Less reliable when light vs heavy winter substantially affects revenue (per-push variable; seasonal contractor bears weather risk — light winter substantial profit, heavy winter substantial loss), when equipment used 3-4 months/year amortized poorly, when salt/chemical cost substantial fluctuating, when workers comp + liability premium high (8-15% revenue), or when on-call premiums not modeled. Trigger inches (1-2" typical) determine push events.

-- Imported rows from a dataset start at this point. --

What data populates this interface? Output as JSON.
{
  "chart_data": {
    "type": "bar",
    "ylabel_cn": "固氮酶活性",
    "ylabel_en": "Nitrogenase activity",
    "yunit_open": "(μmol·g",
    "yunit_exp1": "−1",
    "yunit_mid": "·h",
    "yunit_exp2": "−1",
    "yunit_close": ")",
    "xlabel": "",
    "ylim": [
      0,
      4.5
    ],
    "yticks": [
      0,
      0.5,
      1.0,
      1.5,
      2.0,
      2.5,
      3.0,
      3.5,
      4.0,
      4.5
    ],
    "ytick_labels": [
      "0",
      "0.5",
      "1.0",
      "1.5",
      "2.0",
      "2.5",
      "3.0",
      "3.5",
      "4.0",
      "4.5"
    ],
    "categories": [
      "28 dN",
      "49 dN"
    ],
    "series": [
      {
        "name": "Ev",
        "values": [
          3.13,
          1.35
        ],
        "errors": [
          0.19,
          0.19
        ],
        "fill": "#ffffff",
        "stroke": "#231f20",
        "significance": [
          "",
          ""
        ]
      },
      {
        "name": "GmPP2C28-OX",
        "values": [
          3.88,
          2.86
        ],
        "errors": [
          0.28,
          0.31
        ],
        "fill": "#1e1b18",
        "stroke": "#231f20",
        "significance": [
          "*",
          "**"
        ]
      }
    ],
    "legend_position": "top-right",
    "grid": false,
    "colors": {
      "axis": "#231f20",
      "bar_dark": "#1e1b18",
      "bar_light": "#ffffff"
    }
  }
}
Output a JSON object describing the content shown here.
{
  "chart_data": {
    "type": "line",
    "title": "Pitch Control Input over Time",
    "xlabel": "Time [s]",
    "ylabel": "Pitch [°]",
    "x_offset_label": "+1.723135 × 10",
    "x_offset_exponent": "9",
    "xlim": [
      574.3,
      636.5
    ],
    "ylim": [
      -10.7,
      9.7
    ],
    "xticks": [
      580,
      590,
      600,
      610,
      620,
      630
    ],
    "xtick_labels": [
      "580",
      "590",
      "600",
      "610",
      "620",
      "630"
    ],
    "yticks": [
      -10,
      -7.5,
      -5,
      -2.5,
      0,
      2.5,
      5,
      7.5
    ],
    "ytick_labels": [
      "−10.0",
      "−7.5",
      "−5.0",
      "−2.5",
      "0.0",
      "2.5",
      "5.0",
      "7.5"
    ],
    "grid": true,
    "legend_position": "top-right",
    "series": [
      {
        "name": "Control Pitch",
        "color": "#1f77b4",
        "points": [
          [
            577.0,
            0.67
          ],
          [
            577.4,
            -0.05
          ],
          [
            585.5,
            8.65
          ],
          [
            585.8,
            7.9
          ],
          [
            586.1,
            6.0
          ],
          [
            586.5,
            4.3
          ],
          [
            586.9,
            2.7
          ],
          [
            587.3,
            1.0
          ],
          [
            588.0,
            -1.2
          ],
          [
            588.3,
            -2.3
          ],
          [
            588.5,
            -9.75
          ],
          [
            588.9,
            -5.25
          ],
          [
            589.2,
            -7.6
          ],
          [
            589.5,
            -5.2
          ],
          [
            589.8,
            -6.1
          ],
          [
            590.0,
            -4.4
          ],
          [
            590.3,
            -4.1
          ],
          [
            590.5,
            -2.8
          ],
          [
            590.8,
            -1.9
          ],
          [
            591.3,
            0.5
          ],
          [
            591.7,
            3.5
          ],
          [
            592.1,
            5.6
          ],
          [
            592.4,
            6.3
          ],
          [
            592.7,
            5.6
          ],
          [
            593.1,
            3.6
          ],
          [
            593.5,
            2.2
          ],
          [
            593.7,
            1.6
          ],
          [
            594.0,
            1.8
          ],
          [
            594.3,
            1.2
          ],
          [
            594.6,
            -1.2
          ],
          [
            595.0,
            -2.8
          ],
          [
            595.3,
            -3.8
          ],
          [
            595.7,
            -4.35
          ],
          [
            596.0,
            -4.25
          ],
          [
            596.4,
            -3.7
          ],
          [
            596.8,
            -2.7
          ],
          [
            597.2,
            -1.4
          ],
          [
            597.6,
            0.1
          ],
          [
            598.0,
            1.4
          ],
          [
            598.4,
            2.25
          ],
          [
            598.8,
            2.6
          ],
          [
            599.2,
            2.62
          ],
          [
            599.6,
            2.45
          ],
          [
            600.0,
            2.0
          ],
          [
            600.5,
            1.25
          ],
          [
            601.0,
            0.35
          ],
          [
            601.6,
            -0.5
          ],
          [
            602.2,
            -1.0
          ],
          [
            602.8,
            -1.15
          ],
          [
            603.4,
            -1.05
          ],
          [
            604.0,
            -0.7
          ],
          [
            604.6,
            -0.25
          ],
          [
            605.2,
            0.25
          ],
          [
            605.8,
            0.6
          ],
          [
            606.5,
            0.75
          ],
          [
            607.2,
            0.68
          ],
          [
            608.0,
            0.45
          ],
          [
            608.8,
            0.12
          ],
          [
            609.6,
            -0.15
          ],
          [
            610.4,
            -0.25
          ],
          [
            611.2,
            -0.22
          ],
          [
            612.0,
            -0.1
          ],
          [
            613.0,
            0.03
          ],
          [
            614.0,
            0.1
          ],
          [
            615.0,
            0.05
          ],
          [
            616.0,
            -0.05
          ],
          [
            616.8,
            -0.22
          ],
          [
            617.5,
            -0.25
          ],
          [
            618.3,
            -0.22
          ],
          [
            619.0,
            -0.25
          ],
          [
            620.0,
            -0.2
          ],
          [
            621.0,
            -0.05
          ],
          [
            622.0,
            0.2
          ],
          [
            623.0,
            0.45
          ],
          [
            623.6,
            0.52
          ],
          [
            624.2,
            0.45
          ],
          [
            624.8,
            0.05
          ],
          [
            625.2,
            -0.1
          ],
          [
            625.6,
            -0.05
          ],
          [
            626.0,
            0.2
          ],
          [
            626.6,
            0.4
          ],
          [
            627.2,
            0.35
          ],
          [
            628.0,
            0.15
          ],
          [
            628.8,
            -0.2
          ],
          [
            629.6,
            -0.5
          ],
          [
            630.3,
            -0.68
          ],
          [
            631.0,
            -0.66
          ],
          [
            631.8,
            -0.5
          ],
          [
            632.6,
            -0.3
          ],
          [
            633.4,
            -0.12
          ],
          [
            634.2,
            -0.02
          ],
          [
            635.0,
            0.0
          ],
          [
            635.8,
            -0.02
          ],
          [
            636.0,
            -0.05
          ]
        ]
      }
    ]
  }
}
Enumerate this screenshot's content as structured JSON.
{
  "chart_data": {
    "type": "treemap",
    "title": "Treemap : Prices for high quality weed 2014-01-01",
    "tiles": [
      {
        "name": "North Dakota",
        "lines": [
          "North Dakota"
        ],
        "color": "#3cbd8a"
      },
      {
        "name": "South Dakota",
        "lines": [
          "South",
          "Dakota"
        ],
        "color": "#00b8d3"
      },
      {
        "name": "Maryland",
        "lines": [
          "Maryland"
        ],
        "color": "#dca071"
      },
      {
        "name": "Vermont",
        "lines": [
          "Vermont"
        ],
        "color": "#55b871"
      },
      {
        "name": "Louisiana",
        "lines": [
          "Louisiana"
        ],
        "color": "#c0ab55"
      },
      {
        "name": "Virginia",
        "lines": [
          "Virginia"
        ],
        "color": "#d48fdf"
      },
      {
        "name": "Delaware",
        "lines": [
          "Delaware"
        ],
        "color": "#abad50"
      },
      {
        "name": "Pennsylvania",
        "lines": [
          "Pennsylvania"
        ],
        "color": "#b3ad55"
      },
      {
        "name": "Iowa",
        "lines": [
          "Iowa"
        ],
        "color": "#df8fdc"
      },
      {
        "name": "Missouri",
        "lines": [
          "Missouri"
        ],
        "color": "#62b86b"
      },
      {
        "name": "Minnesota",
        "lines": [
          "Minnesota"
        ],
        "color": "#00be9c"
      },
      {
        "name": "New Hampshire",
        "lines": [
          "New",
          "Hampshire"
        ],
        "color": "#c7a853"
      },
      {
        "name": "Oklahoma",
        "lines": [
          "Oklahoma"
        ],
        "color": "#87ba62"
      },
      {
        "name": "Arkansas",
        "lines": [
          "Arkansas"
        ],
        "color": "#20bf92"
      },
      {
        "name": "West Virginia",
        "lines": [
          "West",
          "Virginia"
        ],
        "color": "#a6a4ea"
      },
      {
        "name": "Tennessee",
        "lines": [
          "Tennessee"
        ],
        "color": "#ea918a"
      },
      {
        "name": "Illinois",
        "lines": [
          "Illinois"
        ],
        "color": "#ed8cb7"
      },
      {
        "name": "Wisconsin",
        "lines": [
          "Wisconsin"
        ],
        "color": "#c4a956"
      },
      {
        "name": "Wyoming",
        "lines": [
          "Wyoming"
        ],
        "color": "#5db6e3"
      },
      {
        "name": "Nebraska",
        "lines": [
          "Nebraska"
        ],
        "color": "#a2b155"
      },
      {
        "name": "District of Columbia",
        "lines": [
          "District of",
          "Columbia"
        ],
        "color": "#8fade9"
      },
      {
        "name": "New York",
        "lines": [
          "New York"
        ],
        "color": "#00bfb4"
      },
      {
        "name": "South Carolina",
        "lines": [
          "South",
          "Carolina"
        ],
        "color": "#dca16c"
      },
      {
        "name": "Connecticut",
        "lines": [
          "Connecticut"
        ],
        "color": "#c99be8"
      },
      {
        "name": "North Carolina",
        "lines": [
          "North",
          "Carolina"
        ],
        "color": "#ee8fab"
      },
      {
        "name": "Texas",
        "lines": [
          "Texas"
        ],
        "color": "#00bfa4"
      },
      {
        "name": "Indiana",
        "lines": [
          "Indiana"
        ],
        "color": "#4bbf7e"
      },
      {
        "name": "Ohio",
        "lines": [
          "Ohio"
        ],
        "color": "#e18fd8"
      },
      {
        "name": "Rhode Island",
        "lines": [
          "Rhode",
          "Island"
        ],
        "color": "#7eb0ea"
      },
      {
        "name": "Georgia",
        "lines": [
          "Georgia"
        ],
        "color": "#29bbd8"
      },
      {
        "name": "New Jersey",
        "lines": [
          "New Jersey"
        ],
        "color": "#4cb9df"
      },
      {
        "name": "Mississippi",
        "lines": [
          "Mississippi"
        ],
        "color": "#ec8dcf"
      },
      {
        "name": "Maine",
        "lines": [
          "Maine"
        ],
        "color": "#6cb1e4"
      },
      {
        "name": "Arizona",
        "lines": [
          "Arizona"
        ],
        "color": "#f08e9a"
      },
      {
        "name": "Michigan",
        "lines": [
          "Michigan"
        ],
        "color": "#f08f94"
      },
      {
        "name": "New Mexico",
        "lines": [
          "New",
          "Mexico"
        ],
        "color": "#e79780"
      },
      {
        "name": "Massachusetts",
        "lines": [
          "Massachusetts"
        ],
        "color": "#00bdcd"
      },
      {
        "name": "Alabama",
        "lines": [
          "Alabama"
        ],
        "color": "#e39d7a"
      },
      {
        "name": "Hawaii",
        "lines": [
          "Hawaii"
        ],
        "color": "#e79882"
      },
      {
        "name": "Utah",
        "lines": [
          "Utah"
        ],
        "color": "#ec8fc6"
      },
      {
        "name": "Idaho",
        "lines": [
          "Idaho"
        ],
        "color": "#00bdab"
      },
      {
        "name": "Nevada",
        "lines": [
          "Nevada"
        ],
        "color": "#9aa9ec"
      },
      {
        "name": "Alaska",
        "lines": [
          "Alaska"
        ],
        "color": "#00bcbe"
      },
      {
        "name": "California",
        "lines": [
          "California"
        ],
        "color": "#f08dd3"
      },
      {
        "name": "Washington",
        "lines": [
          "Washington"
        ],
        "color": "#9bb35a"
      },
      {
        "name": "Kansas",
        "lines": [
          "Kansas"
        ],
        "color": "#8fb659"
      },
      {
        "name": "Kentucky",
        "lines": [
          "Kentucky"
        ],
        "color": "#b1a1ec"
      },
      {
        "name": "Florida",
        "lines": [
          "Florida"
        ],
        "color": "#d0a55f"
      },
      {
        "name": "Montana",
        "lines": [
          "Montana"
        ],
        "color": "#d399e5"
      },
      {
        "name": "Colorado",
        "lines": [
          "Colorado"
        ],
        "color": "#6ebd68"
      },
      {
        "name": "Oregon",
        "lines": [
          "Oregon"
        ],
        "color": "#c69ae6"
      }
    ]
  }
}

References & Authoritative Sources
- Snow & Ice Management Association (SIMA) — Industry Standards · consulted June 1, 2026 · Trade association
- Accredited Snow Contractors Association (ASCA) — Industry Resources · consulted June 1, 2026 · Professional standards
- NOAA / NWS — Snowfall Climate Data · consulted June 1, 2026 · Federal weather
Related Calculators
Methodology & Review
Snow removal margin = (revenue − costs) / revenue. Per-push residential $30-$80; commercial lot $200-$2,000+/push. Seasonal contracts $400-$2K residential, $5K-$50K+ commercial. Gross margin 50-70% small, 35-55% with equipment+labor. Net margin 20-40% owner-op, 10-20% commercial-scale. Substantial weather risk — light winter substantial revenue. RELIABILITY: Reliable for documented P&L. Less reliable when (a) light vs heavy winter substantially affects revenue (per-push variable); (b) seasonal contract (fixed) vs per-push (variable) risk allocation; (c) equipment used 3-4 months/year amortized poorly; (d) salt/chemical cost substantial; (e) workers comp + liability premium high; (f) on-call premiums.